José Ortega y Gasset ya se expresaba en estos términos en los años veinte del siglo pasado: “Hoy es general la opinión de que San Mateo y San Lucas proceden de San Marcos, si bien ambos usan, además, otra fuente perdida para nosotros, compuesta de ‘dichos’ y ‘sentencias’ de Jesús. Colecciones de este género debió de haber muchas antes de los Evangelios. La predicación obligaba a formar estas antologías de frases divinas, de narraciones de milagros, de escenas ejemplares espumadas de la vida del Señor. El trabajo que hoy ocupa a los historiadores del Evangelio se desprende claramente de esta situación. Retrotraídos los demás sinópticos al libro de San Marcos, y reconociendo en éste una redacción de conjunto hecha sobre las primeras colecciones de ‘dichos’ y ‘hechos’, la cuestión está en separar la redacción de lo redactado”.
Objetivo: persuasión
Los evangelistas podían haber elegido otras formas literarias para comunicar su mensaje, como fue el caso de Pablo de Tarso (cartas) o del filósofo griego Platón (diálogos), o bien, algún otro registro. Sin embargo, cada uno a su modo, eligió la narración centrada en el personaje de Jesús, en la relación de éste con sus discípulos y seguidores, en su predicación acerca de la inminencia del Reino de Dios, que desembocará en su muerte y, según la creencia de sus seguidores, en su posterior resurrección. No hay que olvidar que el objetivo principal de los autores de los evangelios es la persuasión de sus lectores en el mensaje de salvación de Jesús, por lo que los acontecimientos de la vida del Nazareno y su enseñanza no pueden ser tratados de una forma meramente biográfica e histórica.

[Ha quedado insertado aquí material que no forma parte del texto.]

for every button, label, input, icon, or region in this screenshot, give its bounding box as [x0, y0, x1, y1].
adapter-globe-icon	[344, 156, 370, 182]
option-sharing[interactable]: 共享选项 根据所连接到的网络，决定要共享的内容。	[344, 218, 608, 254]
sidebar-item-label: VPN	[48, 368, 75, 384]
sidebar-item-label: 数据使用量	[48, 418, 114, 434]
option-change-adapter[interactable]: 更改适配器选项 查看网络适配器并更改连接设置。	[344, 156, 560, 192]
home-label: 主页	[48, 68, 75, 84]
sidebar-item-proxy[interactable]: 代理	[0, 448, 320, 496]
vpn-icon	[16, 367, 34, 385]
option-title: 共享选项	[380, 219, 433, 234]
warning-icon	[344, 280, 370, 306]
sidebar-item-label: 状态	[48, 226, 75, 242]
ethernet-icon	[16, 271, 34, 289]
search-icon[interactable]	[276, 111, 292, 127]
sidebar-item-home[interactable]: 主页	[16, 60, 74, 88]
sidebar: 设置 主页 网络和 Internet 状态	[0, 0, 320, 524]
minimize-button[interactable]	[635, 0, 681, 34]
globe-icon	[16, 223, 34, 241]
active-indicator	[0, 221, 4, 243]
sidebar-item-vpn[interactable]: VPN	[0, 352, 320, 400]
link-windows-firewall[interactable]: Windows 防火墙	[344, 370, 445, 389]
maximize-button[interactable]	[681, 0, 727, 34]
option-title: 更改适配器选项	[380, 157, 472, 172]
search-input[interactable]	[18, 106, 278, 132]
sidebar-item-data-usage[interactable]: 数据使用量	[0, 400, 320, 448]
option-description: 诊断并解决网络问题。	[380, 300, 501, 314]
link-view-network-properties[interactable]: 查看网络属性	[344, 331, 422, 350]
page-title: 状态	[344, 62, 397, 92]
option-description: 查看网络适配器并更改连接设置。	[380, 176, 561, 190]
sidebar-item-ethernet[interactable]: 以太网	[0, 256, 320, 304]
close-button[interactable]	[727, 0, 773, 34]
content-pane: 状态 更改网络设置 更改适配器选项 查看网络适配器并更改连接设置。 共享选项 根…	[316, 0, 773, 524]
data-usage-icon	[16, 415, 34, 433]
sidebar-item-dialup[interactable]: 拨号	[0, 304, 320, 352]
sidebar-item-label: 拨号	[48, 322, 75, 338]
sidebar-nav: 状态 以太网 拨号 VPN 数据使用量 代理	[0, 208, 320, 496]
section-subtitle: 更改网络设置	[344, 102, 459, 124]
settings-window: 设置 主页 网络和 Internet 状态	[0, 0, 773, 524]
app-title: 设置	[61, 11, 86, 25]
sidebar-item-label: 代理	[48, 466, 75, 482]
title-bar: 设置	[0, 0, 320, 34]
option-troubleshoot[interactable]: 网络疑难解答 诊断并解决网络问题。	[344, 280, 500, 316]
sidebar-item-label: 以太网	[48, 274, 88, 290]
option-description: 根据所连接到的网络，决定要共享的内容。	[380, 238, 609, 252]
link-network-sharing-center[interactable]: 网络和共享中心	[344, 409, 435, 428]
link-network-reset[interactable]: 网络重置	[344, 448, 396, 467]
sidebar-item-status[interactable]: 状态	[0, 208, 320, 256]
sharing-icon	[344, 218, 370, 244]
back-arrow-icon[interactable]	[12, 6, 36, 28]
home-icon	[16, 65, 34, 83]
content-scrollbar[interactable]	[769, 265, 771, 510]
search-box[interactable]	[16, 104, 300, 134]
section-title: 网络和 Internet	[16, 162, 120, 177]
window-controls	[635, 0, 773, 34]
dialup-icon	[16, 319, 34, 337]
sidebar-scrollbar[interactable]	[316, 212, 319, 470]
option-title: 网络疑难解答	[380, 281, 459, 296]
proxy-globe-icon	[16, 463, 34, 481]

En cualquier caso, la trama narrativa en los evangelios es de carácter episódico y de naturaleza fragmentada. Es verdad que la enseñanza y los discursos de Jesús reciben tanto espacio como los eventos narrativos, pero la historia general es el marco dentro del cual la predicación del maestro tiene lugar. Aunque el ordenamiento del material es parcialmente temático, la organización es más o menos cronológica, y los cuatro evangelistas combinan con mayor o menor intensidad, dependiendo de cada uno de ellos, tres ingredientes principales: la enseñanza y predicación de Jesús (lo que dijo y enseñó); las acciones de Jesús (lo que hizo) y la respuesta de la gente y de las autoridades judías y romanas a Jesús (lo que otros hicieron). No obstante, dedican la mayor parte de sus textos a los días finales de la vida de Jesús: celebración de la Pascua judía, prendimiento, juicio, crucifixión, muerte y resurrección.
Hay que tener en cuenta que durante la segunda mitad del siglo I y la primera mitad del siglo II debieron circular por Oriente Próximo y el mundo grecolatino varias decenas de evangelios diferentes, de los cuales se seleccionaron los cuatro mencionados por considerarse los más fidedignos, aunque esta consideración sea un juicio de valor. El término “apócrifo” no equivale a inauténtico o falso, sino a todo escrito que debe mantenerse oculto de cara a su lectura pública, mientras que el carácter de “canónico” es una categoría que la Iglesia Católica concede a los escritos que juzga como “inspirados por Dios” y que, por tanto, son más adecuados para explicar y difundir su doctrina. No obstante, los evangelios no canónicos también han sido fuente de continua inspiración para la tradición oral y la literatura escrita.
Finalmente, no se debe olvidar que los cuatro evangelios son posteriores a las cartas de san Pablo, que es, si no el fundador, sí el estructurador del cristianismo en torno a su mensaje de fe profunda: Jesucristo es el hijo de Dios, que ha muerto en la cruz y ha resucitado. De alguna manera, los cuatro evangelios llegados hasta nosotros se ven influenciados por la teología de la cruz y de la resurrección paulina.